The true kindergartner proceeds upon the principle asserted by Froebel, that every child is a child of nature, a child of man, and a child of God, and that education can fulfil its mission only when it views the human being in this threefold relation, and takes each into account. In other words, the true kindergartner regards with scrupulous care the physical, the intellectual, and the moral. "You cannot," says Froebel, "do heroic deeds in words, or by talking about them; but you can educate a child to self-activity and to well-doing, and through these to a faith which will not be dead." The child in the kindergarten is not only told to be good, but inspired by help and sympathy to be good. The kindergarten child is taught to manifest his love in deeds rather than in words; and a child thus taught never knows lip-service, but is led forward to that higher form of service where their good works glorify the Father, thus proving Froebel's assertion to be true, where he says, "I have based my education on religion, and it must lead to religion." The little child, after all, is the important factor in this universe.

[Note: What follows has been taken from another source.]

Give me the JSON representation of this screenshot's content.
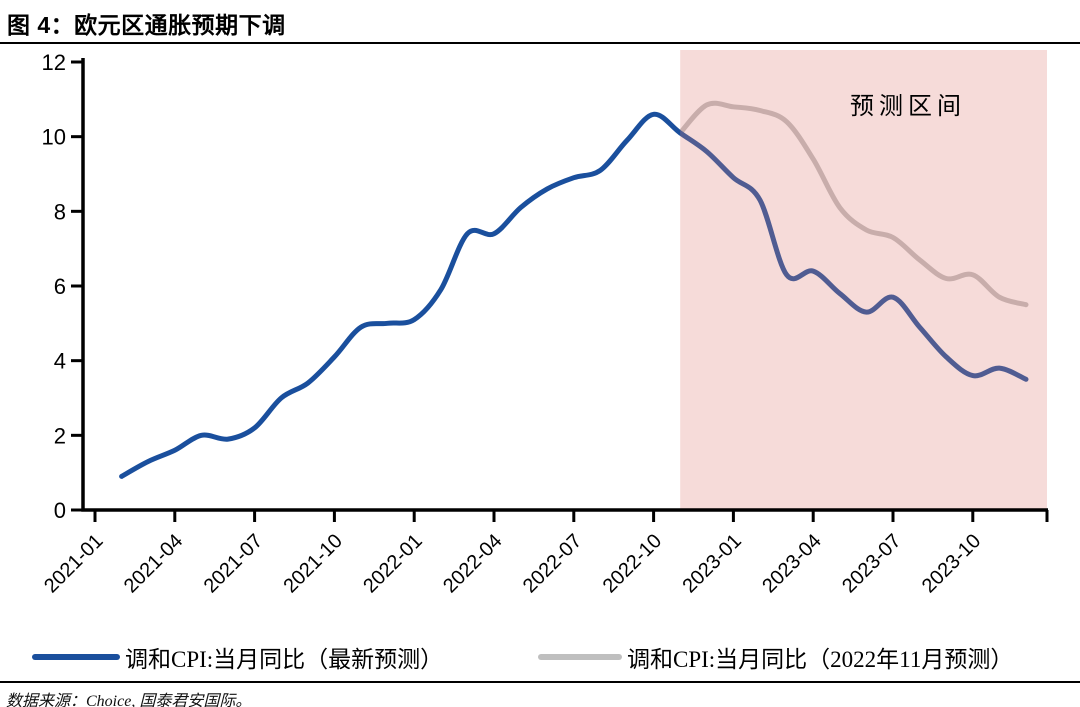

When the old king demanded of the Spartans fifty of their children as hostages, they replied, "We would prefer to give you a hundred of our most distinguished men." This was but a fair testimony to the everlasting value of the child to any commonwealth and to any age. The hope of the world lies in the children. The hope of this nation lies in the little children that throng the streets to-day. Is it no small question, then, "What shall we do with our children?" It seems to me that the very best work that can be done for the world is work with the children. We talk a vast deal about the work of reclamation and restoration, reformatory institutions and the like; and all this is well, but far better is it to begin at the beginning. The best physicians are not those who only follow disease, but those who, as far as possible, go ahead and prevent it. They seek to teach the community the laws of health,—how not to get sick.
We too often start out on the principle that actuated the medical tyro who was working, might and main, over a patient burning up with fever. When gently entreated to know what he was doing, he snappishly replied: "Doing? Why, I'm trying to throw this man into a fit. I don't know much about curing fevers, but I'm death on fits. Just let me get him into a fit, and I'll fetch him!" It seems to me we often go on the same principle: we work harder in laying plans to redeem those who have fallen than to save others from falling. We seem to take it for granted that a certain condition of declension must be reached before we can work to advantage. I repeat again what I have said before—we do not begin soon enough with the children. It seems to me that both Church and State have yet to learn the vast import of those matchless words of the great Teacher Himself, where He said, pointing to a little child, "He that receiveth him in My name receiveth Me." He said it because, with omniscient vision, He saw the wondrous, folded-away possibilities imprisoned within the little child.